OPINION: I have, at some point in all three of my children's lives, stayed at home and looked after them, while their mother worked.
There was a variety of reasons for this, but I always considered it a blessing. It was a great way to bond with them and there is nothing like being thrown in the deep end of being the sole parent for a while to build your confidence as a father.
What I didn't like was being referred to as "unemployed" or "between jobs", or some other phrase that suggested it wasn't a choice I had made, but one that was forced upon me.
Last week, it was great to hear that Clarke Gayford, who is having a baby with Prime Minister Jacinda Ardern, will take over the main parental role. You could argue that Ms Ardern, who will only be running the country, has the easier end of that deal. At least the country sleeps.
Despite the role of the father changing hugely over the past 50 years, we are still not entirely comfortable with the idea that the man can stay at home and look after the baby, while the mother returns to work. Having the first man of New Zealand doing it will help the cause, but he might still encounter some tricky situations.
So here are some tips.
Just don't call it a stay-at-home dad
We don't call mothers stay-at-home mums. You are a dad raising your child, as many other men have done.
The fact you are putting in more time than your partner doesn't need to be defined with such a clumsy tag.
It's a job
Get used to people saying you are unemployed, unmotivated to work or just plain lazy. Looking after a baby is, at times, exhausting and thankless work. But it's a relatively short time and the bonding you do with your child will last a lifetime.
You can do just as good a job as the mother
Well, this isn't strictly true - you can't breastfeed, but with a little bit of time you can pretty much do everything else.

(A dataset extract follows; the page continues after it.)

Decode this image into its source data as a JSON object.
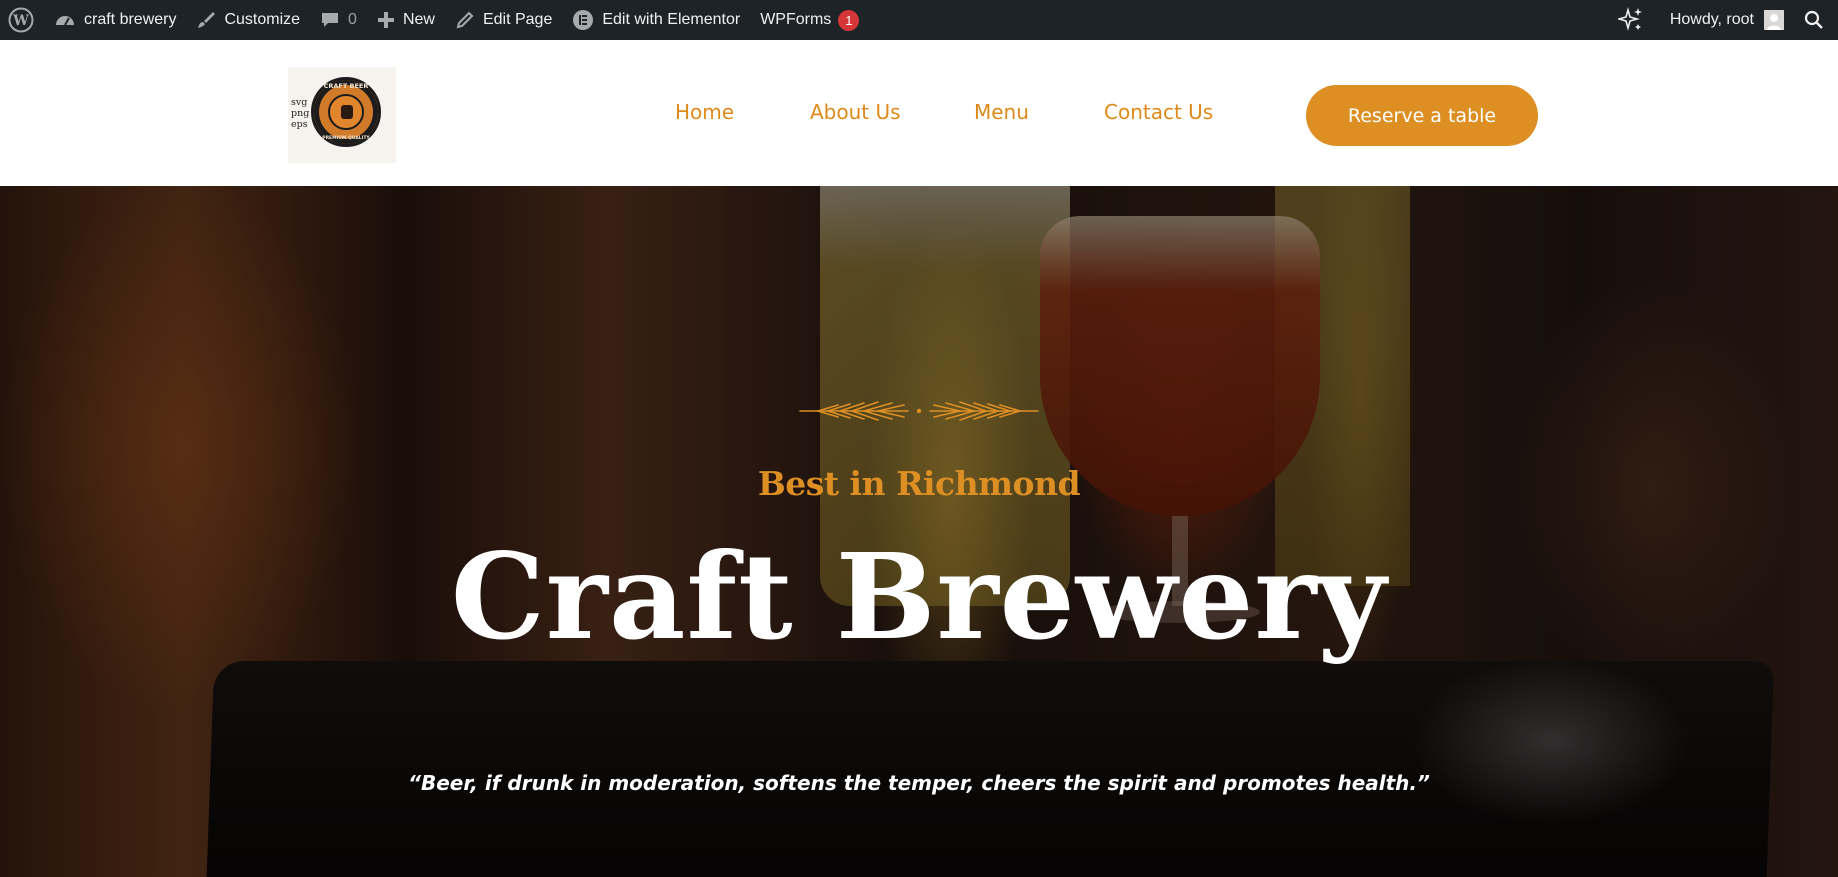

The maternal instinct kicks in straight away for the mother and it can take longer for the father, but it does kick in. Soon you will be changing a nappy with one hand, while packing a bag for the day with the other.
You can't sort everything out
As men, we are very solution-based, but things happen with a baby that you just have to run with.

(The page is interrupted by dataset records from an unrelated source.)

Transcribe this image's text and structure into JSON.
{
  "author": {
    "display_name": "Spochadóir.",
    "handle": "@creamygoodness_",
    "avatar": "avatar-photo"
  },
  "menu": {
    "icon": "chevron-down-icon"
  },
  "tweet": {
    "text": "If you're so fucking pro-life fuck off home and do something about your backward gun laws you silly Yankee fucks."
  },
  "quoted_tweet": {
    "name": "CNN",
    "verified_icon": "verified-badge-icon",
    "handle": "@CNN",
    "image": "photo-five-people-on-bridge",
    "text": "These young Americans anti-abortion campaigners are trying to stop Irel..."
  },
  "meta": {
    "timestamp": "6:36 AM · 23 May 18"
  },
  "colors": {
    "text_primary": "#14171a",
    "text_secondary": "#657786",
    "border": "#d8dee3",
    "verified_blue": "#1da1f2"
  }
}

They cry for no reason, aside from being pissed off. They sleep like, well, babies one minute, then won't the next. There is no logic, and sometimes you have to just go with it and not try to fix it.
Don't worry about the noise
Your baby crying sounds a lot louder to you than everyone else. Babies cry, it's a part of life. If other people don't like it, that's their problem. It is a lot noisier in your head than theirs, so don't stress about it.
All babies are different
It's fine to take advice on how to raise your child, but everyone has an opinion on what's best.

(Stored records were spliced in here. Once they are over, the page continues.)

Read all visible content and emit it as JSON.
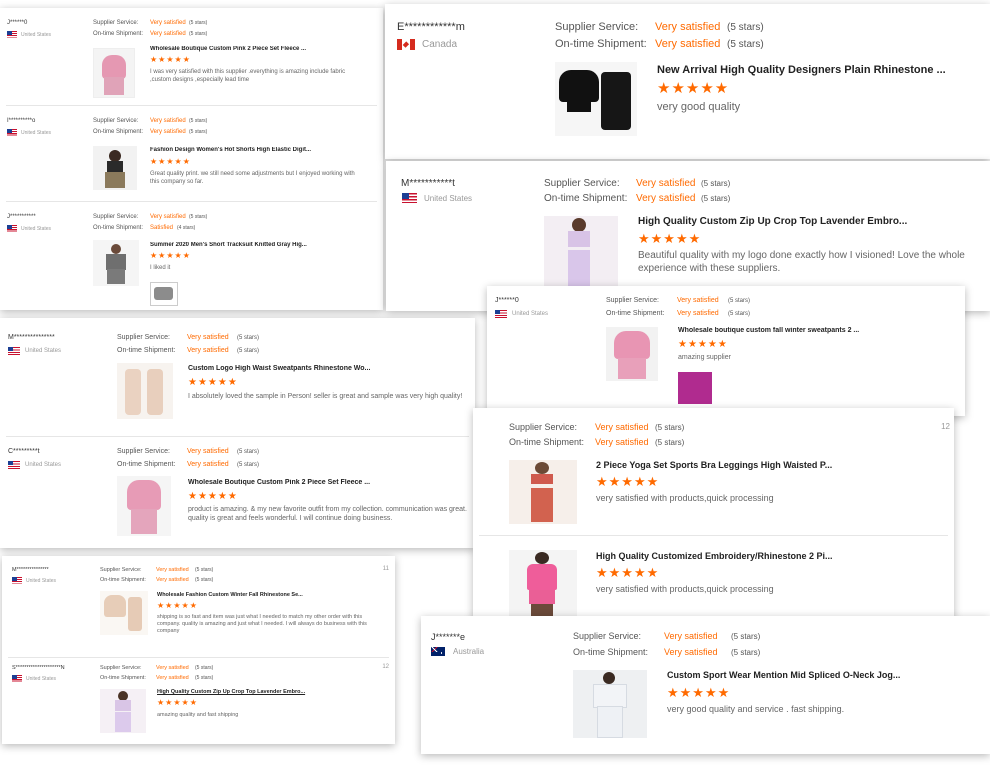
{
  "cards": [
    {
      "reviews": [
        {
          "user": "J******0",
          "country": "United States",
          "flag": "us",
          "supplier_label": "Supplier Service:",
          "supplier_value": "Very satisfied",
          "supplier_stars": "(5 stars)",
          "shipment_label": "On-time Shipment:",
          "shipment_value": "Very satisfied",
          "shipment_stars": "(5 stars)",
          "product": "Wholesale Boutique Custom Pink 2 Piece Set Fleece ...",
          "rating": "★★★★★",
          "comment": "I was very satisfied with this supplier .everything is amazing include fabric ,custom designs ,especially lead time"
        },
        {
          "user": "I**********o",
          "country": "United States",
          "flag": "us",
          "supplier_label": "Supplier Service:",
          "supplier_value": "Very satisfied",
          "supplier_stars": "(5 stars)",
          "shipment_label": "On-time Shipment:",
          "shipment_value": "Very satisfied",
          "shipment_stars": "(5 stars)",
          "product": "Fashion Design Women's Hot Shorts High Elastic Digit...",
          "rating": "★★★★★",
          "comment": "Great quality print. we still need some adjustments but I enjoyed working with this company so far."
        },
        {
          "user": "J***********",
          "country": "United States",
          "flag": "us",
          "supplier_label": "Supplier Service:",
          "supplier_value": "Very satisfied",
          "supplier_stars": "(5 stars)",
          "shipment_label": "On-time Shipment:",
          "shipment_value": "Satisfied",
          "shipment_stars": "(4 stars)",
          "product": "Summer 2020 Men's Short Tracksuit Knitted Gray Hig...",
          "rating": "★★★★★",
          "comment": "I liked it"
        }
      ]
    },
    {
      "reviews": [
        {
          "user": "E************m",
          "country": "Canada",
          "flag": "ca",
          "supplier_label": "Supplier Service:",
          "supplier_value": "Very satisfied",
          "supplier_stars": "(5 stars)",
          "shipment_label": "On-time Shipment:",
          "shipment_value": "Very satisfied",
          "shipment_stars": "(5 stars)",
          "product": "New Arrival High Quality Designers Plain Rhinestone ...",
          "rating": "★★★★★",
          "comment": "very good quality"
        }
      ]
    },
    {
      "reviews": [
        {
          "user": "M***********t",
          "country": "United States",
          "flag": "us",
          "supplier_label": "Supplier Service:",
          "supplier_value": "Very satisfied",
          "supplier_stars": "(5 stars)",
          "shipment_label": "On-time Shipment:",
          "shipment_value": "Very satisfied",
          "shipment_stars": "(5 stars)",
          "product": "High Quality Custom Zip Up Crop Top Lavender Embro...",
          "rating": "★★★★★",
          "comment": "Beautiful quality with my logo done exactly how I visioned! Love the whole experience with these suppliers."
        }
      ]
    },
    {
      "reviews": [
        {
          "user": "J******0",
          "country": "United States",
          "flag": "us",
          "supplier_label": "Supplier Service:",
          "supplier_value": "Very satisfied",
          "supplier_stars": "(5 stars)",
          "shipment_label": "On-time Shipment:",
          "shipment_value": "Very satisfied",
          "shipment_stars": "(5 stars)",
          "product": "Wholesale boutique custom fall winter sweatpants 2 ...",
          "rating": "★★★★★",
          "comment": "amazing supplier"
        }
      ]
    },
    {
      "reviews": [
        {
          "user": "M***************",
          "country": "United States",
          "flag": "us",
          "supplier_label": "Supplier Service:",
          "supplier_value": "Very satisfied",
          "supplier_stars": "(5 stars)",
          "shipment_label": "On-time Shipment:",
          "shipment_value": "Very satisfied",
          "shipment_stars": "(5 stars)",
          "product": "Custom Logo High Waist Sweatpants Rhinestone Wo...",
          "rating": "★★★★★",
          "comment": "I absolutely loved the sample in Person! seller is great and sample was very high quality!"
        },
        {
          "user": "C*********t",
          "country": "United States",
          "flag": "us",
          "supplier_label": "Supplier Service:",
          "supplier_value": "Very satisfied",
          "supplier_stars": "(5 stars)",
          "shipment_label": "On-time Shipment:",
          "shipment_value": "Very satisfied",
          "shipment_stars": "(5 stars)",
          "product": "Wholesale Boutique Custom Pink 2 Piece Set Fleece ...",
          "rating": "★★★★★",
          "comment": "product is amazing. & my new favorite outfit from my collection. communication was great.  quality is great and feels wonderful. I will continue doing business."
        }
      ]
    },
    {
      "reviews": [
        {
          "user": "",
          "country": "",
          "flag": "",
          "supplier_label": "Supplier Service:",
          "supplier_value": "Very satisfied",
          "supplier_stars": "(5 stars)",
          "shipment_label": "On-time Shipment:",
          "shipment_value": "Very satisfied",
          "shipment_stars": "(5 stars)",
          "product": "2 Piece Yoga Set Sports Bra Leggings High Waisted P...",
          "rating": "★★★★★",
          "comment": "very satisfied with products,quick processing",
          "count": "12"
        },
        {
          "user": "",
          "country": "",
          "flag": "",
          "supplier_label": "",
          "supplier_value": "",
          "supplier_stars": "",
          "shipment_label": "",
          "shipment_value": "",
          "shipment_stars": "",
          "product": "High Quality Customized Embroidery/Rhinestone 2 Pi...",
          "rating": "★★★★★",
          "comment": "very satisfied with products,quick processing"
        }
      ]
    },
    {
      "reviews": [
        {
          "user": "M***************",
          "country": "United States",
          "flag": "us",
          "supplier_label": "Supplier Service:",
          "supplier_value": "Very satisfied",
          "supplier_stars": "(5 stars)",
          "shipment_label": "On-time Shipment:",
          "shipment_value": "Very satisfied",
          "shipment_stars": "(5 stars)",
          "product": "Wholesale Fashion Custom Winter Fall Rhinestone Se...",
          "rating": "★★★★★",
          "comment": "shipping is so fast and item was just what I needed to match my other order with this company. quality is amazing and just what I needed. I will always do business with this company",
          "count": "11"
        },
        {
          "user": "S*********************N",
          "country": "United States",
          "flag": "us",
          "supplier_label": "Supplier Service:",
          "supplier_value": "Very satisfied",
          "supplier_stars": "(5 stars)",
          "shipment_label": "On-time Shipment:",
          "shipment_value": "Very satisfied",
          "shipment_stars": "(5 stars)",
          "product": "High Quality Custom Zip Up Crop Top Lavender Embro...",
          "rating": "★★★★★",
          "comment": "amazing quality and fast shipping",
          "count": "12"
        }
      ]
    },
    {
      "reviews": [
        {
          "user": "J*******e",
          "country": "Australia",
          "flag": "au",
          "supplier_label": "Supplier Service:",
          "supplier_value": "Very satisfied",
          "supplier_stars": "(5 stars)",
          "shipment_label": "On-time Shipment:",
          "shipment_value": "Very satisfied",
          "shipment_stars": "(5 stars)",
          "product": "Custom Sport Wear Mention Mid Spliced O-Neck Jog...",
          "rating": "★★★★★",
          "comment": "very good quality and service . fast shipping."
        }
      ]
    }
  ],
  "colors": {
    "accent": "#ff6a00",
    "label": "#555555",
    "muted": "#999999"
  }
}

People will tell you all kinds of things you or your baby should be doing, particularly if your child is not doing something like sleeping through the night.
No-one knows your baby like you, so filter the crap advice out.
Don't be afraid to go to the doctor
Some GPs have a wonderful knack of making you feel like you are wasting their time, because you brought your little one in with a runny nose.
That's their job, to see if something is serious or not. If something is concerning, you then go see your GP.
Your life doesn't stop
I am not sure I would recommend taking a newborn baby fishing - a bit of beach fishing might be ok, but deep sea fishing is off the agenda for a while.
You can still do a lot of things, including meeting up with mates. If they can't handle the fact you have a kid in tow, they probably aren't good mates.
Get used to being the only man
While being in a room full of women might have, at one time, been appealing, when you all have a newborn child, it is a totally different dynamic.
The post-natal groups you attend will be dominated by women, but you will get used to being the only male, plus there are times when you will take any adult interaction you can get.
Hero to zero
Whether you have a boy or a girl, at some point, you will go from hero to zero. You will go from being an essential presence in your child's life to an out-of-touch embarrassment, whose only function is to dispense money and drive them around.
As your offspring goes from being a self-obsessed teenager to an adult, the time you put in with them as a child will pay off, and while you might never again scale the heady heights of being a hero, you will be allowed to spend time with them.
Mark Longley is the Newshub Digital managing editor and father to three children.